We were assigned to remove a nonnative, invasive plant called the Autumn olive from a wooded area at the Robeson Creek canoe access in the Jordan Lake Recreation Area between Raleigh and Pittsboro.

Not long after I arrived, Emily Hill, the division’s Piedmont biologist, handed me a lopper and a handsaw and explained that the Autumn olive was introduced as an ornamental plant from Asia to provide food for wildlife, but that it now threatens the forest’s biodiversity as it outcompetes other native plants for food and sunlight.

I didn’t have to look for the large plant, which has a large number of elliptical-shaped leaves and a back side with a silvery white shine. Autumn olive is so dense along the gravel access road it obscures many of the young hardwoods and other species.

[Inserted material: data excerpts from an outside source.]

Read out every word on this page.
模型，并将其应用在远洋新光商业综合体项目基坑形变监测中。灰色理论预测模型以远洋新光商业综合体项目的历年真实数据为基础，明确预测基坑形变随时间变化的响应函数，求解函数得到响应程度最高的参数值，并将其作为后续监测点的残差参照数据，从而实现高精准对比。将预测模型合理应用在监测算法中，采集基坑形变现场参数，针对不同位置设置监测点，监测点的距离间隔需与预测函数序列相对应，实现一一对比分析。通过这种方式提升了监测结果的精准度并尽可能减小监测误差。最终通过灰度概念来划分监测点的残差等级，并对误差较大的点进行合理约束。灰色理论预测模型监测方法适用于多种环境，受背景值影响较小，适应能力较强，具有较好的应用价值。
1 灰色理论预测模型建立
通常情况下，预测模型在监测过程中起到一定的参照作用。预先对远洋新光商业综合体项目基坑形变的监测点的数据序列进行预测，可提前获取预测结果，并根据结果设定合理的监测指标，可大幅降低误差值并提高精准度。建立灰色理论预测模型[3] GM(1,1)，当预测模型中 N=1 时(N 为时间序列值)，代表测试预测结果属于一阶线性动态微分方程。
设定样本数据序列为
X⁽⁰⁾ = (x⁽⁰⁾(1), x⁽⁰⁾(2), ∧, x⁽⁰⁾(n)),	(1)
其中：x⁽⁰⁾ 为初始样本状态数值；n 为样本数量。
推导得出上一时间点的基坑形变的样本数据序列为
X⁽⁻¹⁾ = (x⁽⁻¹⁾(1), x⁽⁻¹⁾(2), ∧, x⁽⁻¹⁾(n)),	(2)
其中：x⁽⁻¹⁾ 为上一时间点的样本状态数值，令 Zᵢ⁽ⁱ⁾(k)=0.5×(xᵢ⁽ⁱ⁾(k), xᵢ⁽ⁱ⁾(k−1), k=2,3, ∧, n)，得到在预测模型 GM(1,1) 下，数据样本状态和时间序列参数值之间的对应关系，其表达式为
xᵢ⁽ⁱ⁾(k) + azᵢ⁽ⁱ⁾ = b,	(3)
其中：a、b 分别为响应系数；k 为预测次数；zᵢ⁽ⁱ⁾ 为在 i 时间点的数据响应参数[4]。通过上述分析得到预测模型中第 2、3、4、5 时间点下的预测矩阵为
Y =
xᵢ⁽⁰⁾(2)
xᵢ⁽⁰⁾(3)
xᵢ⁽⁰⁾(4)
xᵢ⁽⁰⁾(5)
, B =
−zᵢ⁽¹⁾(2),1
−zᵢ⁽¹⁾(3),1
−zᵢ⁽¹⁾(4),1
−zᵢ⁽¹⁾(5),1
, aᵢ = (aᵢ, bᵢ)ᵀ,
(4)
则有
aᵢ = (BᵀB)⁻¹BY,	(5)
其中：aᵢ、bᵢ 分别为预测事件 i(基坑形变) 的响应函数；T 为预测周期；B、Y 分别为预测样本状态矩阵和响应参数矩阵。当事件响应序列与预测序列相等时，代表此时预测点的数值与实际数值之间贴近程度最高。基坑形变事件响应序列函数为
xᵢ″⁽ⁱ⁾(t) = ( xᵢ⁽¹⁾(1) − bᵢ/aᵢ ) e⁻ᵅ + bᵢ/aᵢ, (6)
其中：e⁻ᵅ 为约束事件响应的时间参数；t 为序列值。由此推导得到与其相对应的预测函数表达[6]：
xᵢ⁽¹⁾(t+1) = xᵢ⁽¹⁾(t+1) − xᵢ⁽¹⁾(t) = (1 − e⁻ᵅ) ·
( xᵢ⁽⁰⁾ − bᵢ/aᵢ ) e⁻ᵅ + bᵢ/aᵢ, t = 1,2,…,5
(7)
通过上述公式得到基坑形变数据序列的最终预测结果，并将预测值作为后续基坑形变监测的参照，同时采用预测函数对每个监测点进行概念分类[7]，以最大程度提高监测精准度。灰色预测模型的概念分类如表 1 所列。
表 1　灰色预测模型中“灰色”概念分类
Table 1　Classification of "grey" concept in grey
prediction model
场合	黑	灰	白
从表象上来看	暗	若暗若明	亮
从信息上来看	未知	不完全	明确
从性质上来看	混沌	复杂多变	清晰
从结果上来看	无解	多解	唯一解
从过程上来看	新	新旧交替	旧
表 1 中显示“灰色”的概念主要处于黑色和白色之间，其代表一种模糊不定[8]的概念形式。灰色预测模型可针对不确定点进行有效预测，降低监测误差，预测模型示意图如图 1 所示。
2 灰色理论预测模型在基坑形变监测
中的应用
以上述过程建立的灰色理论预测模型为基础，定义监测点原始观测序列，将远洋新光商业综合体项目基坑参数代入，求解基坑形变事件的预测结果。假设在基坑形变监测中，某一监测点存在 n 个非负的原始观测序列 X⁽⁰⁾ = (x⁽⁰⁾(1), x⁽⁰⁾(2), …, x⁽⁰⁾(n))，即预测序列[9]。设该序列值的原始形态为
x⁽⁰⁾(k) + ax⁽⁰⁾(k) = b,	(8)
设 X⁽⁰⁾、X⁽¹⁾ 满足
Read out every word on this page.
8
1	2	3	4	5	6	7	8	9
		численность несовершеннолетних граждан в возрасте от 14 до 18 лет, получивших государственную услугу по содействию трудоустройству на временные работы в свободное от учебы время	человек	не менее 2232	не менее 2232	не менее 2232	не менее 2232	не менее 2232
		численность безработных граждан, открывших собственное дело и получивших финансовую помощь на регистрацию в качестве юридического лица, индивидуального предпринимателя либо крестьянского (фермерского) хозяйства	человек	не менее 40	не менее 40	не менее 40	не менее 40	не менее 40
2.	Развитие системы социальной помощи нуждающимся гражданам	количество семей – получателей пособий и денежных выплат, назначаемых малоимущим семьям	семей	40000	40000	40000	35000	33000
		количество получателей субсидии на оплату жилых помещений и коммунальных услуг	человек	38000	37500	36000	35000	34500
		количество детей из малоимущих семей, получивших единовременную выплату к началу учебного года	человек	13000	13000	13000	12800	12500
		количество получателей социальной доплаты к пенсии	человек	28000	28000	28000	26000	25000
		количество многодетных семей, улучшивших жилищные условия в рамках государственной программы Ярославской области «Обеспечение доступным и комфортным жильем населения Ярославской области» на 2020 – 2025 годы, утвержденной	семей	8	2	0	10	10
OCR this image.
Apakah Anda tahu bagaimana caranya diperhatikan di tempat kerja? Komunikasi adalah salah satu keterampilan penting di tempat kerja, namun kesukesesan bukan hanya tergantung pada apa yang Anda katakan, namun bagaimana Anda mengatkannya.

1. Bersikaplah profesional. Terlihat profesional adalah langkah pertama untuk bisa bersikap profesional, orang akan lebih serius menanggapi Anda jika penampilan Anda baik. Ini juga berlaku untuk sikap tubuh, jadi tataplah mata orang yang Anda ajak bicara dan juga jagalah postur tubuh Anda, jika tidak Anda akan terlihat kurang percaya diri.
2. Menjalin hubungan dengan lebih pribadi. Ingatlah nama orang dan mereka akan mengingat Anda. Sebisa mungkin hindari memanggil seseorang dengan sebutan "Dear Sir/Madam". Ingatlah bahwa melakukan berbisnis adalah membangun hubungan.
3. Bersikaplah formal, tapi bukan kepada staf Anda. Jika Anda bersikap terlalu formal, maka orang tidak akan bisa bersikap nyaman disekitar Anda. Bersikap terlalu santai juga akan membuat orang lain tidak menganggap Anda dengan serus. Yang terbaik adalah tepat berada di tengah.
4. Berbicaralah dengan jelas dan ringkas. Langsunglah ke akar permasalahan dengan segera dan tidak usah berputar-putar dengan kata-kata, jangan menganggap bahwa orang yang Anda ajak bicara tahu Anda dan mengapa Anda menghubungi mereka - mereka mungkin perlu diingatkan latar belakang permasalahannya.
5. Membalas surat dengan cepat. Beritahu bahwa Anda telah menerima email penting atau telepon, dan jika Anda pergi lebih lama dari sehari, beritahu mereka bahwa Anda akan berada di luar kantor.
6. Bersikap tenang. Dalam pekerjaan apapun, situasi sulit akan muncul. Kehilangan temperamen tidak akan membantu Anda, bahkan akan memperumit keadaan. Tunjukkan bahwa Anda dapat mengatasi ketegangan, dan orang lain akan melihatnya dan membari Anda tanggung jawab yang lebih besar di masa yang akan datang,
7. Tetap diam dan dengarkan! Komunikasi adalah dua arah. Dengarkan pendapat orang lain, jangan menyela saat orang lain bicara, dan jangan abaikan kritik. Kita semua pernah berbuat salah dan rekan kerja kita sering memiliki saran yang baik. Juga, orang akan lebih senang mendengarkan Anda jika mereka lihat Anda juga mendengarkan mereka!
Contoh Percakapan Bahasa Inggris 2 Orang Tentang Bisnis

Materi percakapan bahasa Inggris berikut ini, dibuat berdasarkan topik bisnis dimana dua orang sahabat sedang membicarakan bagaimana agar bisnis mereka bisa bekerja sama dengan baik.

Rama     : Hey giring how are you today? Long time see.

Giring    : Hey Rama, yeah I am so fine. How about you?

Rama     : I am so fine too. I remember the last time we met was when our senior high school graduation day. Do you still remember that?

We got right to work and it didn’t take long for any of us to break a sweat. I was extremely impressed by the hard work of everyone involved, especially the volunteers with AmeriCorps. There was Veronika Lopez, 20, from California, Jeannie Lee, 23, from down the road in Goldsboro, Ned Scavuzzo-Duggan, 19, from Rhode Island, Jared Brown, 25, from Michigan and the team’s leader Joareyn Hill, 21, from Wisconsin.

I learned from chatting with the team members from AmeriCorps that they were “roughing” it, camping every night at the recreation area. Prior to arriving at Jordan Lake, they spent time rebuilding Louisiana communities destroyed by Hurricane Katrina and rebuilding a battered women’s shelter damaged by fire in western North Carolina. All were spending a year volunteering as a way to travel and do their part for public service. After finishing their work at Jordan Lake State Recreation Area this week, they will head for more volunteer work at Morrow Mountain State Park in Albemarle and then to Pilot Mountain State Park near Mt. Airy.

I am genuinely inspired by their devotion to public service.